Le Destin va profiter de l'action volontaire ou pas de Dominique pour tenter de détruire le couple Julie/Henri. Il faudra les manigances sophistiquées d'Henri pour le déjouer mais le Destin, maléfique, rattrapera à la fin la situation : pour punir Henri alors qu'il n'est pas factuellement coupable ou pour achever l'action volontaire d'effacement de Henri ?
Un autre point intéressant c'est les couples acteur/voiture. Chacune des trois personnes est physiquement associée à une bagnole et en est inséparable. Une Mercedes pour Marie Dubois, une mini-Morris pour Carole Laure et une Volvo pour Montand (possible que je me trompe sur les marques de voitures mais ce n'est pas le plus important...). S'associent peut-être d'ailleurs un statut, une classe sociale pour chacun des personnages. Et on assiste à des mouvements de voiture (et donc des acteurs).
Dans la même ligne, il y a la fascination de Montand avec les camions qui me fait faire une association qui n'a peut-être pas lieu d'être. Je pense à Montand lorsqu'il conduit un camion dans le "salaire de la peur" et dans ce film notamment lorsqu'il est sur la route de montagne dans les Rocheuses.

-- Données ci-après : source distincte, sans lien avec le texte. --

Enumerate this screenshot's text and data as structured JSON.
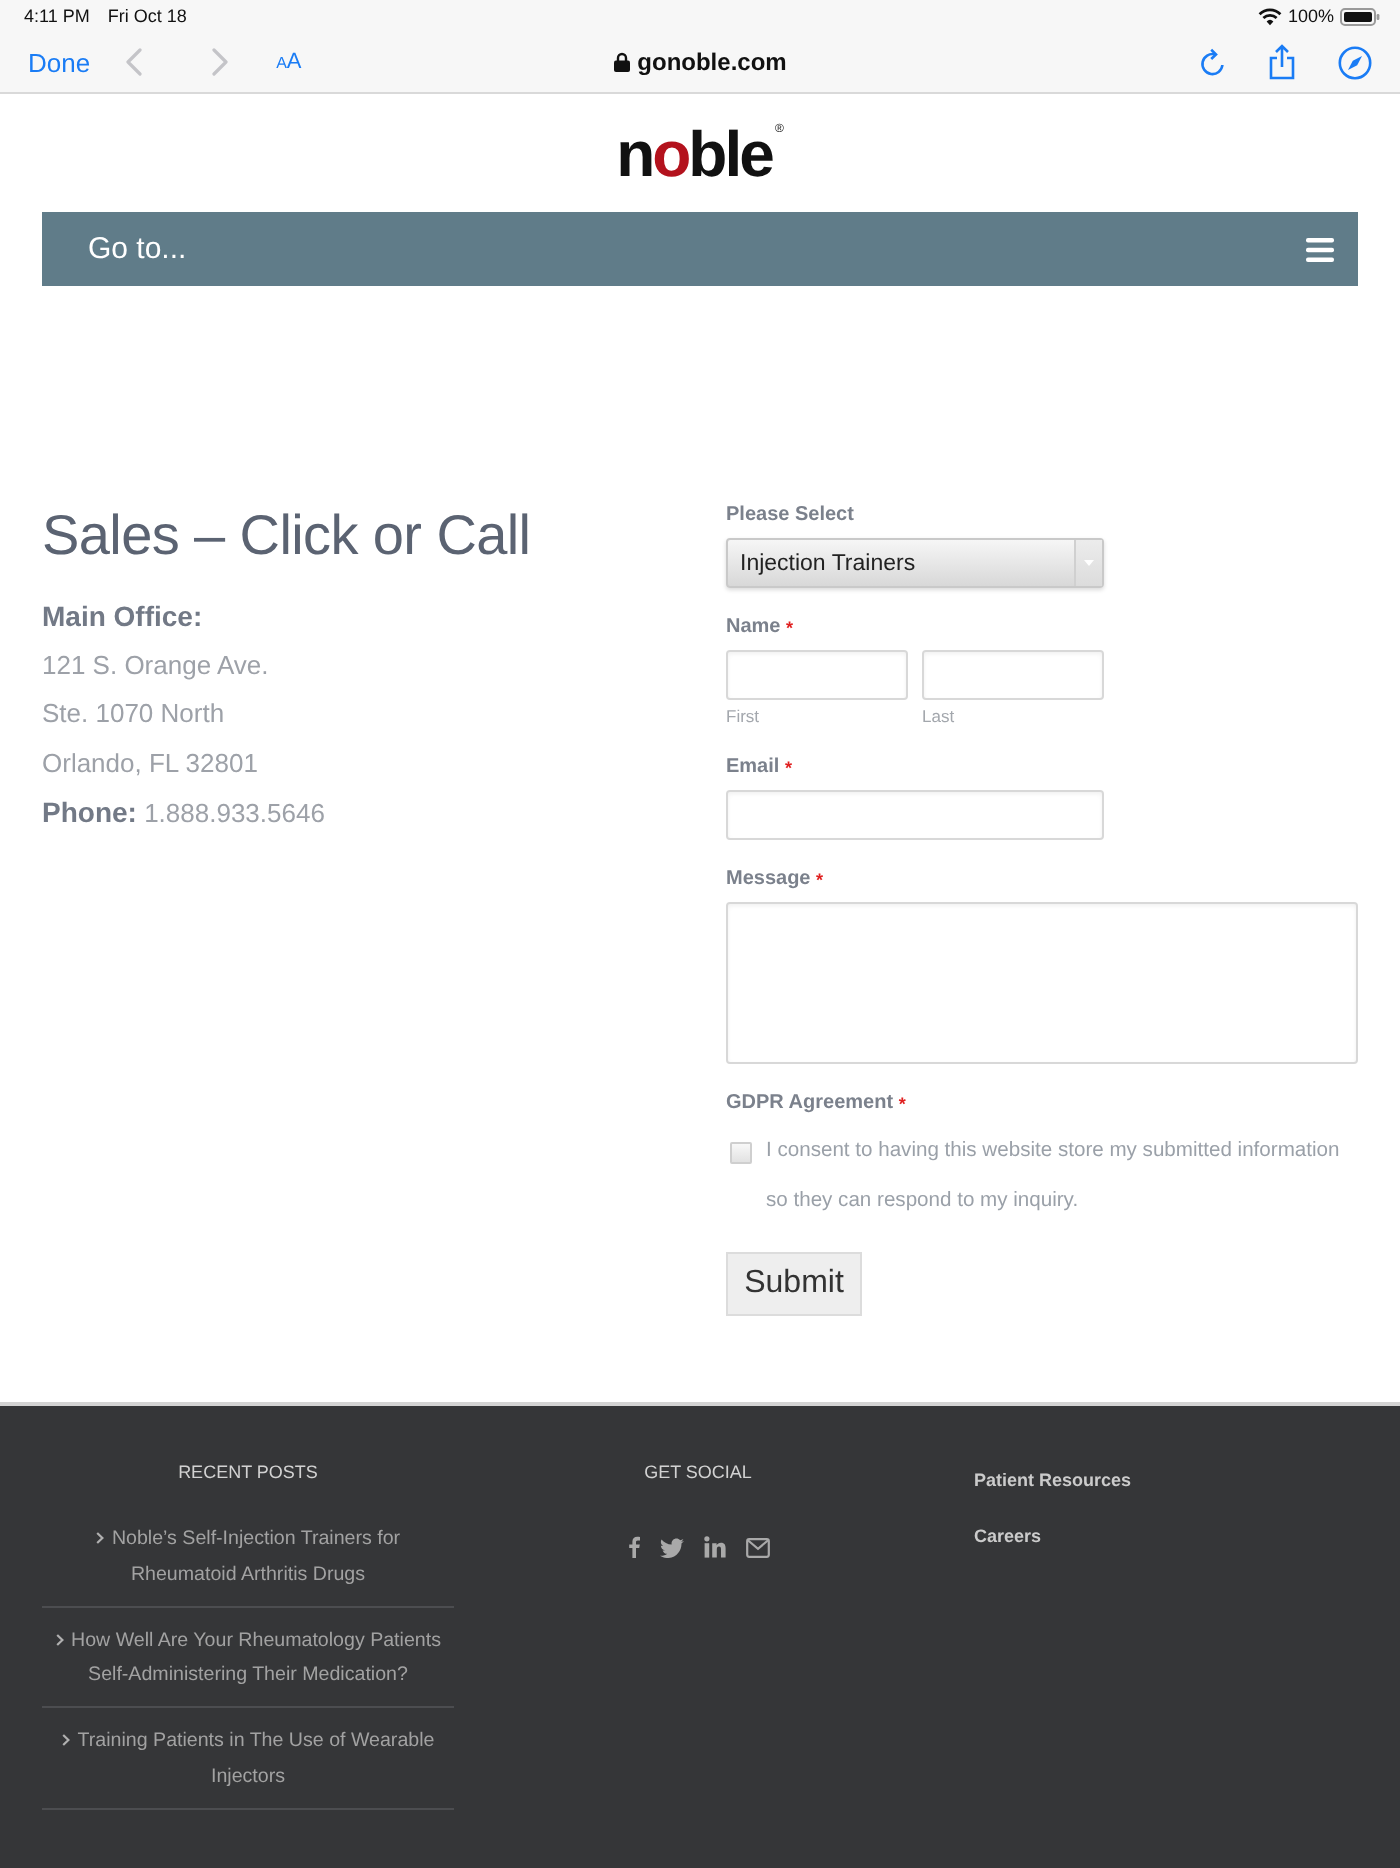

Le film démarre dans un cadre et un contexte très français, la région de Bordeaux. Je dirais presque un contexte un peu fermé, complètement ordonné (les vignes cultivées) et civilisé. L'intrigue est traitée à la française avec des flics qui font une enquête avant d'en référer à un juge d'instruction puis brutalement le film bascule dans un autre monde, complètement ouvert avec des paysages grandioses ou infinis ou sauvages, des camions (magnifiques) immenses, une loi qui s'apparente à la loi du Talion. Avec des instincts dignes des westerns où les chevaux seraient remplacés par des camions et où les bandits tendent des guet-apens aux camionneurs. Avec des duels à coups de camions (magnifiques, monstrueux et immenses).
Là encore, le tout sans un mot ou presque forçant encore une fois l'attention du spectateur et générant un suspense efficace.
Yves Montand dans le rôle d'Henri, le camionneur, employé et amant de Dominique est assez crédible et ne cabotine pas trop.
En tous cas, à la fin, c'est sûr, il ne cabotine plus ...
Carole Laure est convaincante dans son rôle de victime, non coupable, dans les griffes du sort qui s'acharne.
Mais c'est Marie Dubois qui a un jeu très crédible en patronne de l'entreprise de transport et en amante délaissée qui va vouloir se venger. Elle a d'ailleurs obtenu un prix de "meilleure actrice dans un second rôle" qui est tout-à-fait mérité. Je dois aussi avouer que je suis toujours assez subjectif à son sujet car j'aime beaucoup la présence sur scène de Marie Dubois, sa façon de jouer, son sourire, l'empathie qu'elle dégage toujours (de "Tirez sur le pianiste" aux "grandes gueules" en passant par "Week-end à Zuydcoote" , partout quoi ...)
Ensuite, il y a Jean-François Balmer dans le rôle du flic...
La musique de jazz de Gerry Mulligan qui est un grand saxophoniste de la période dite "cool" est très appropriée et souligne bien les moments tragiques du film.
Bref, "La Menace" est un film intéressant à bien des égards dans lequel je me plais à m'immerger complètement à travers les silences révélateurs et les images pleines de signification.
Même si le scénario présente quelques petites facilités assez pardonnables, on suit avec intérêt les démarches de Montand pour tenter de se dépatouiller et déjouer le destin.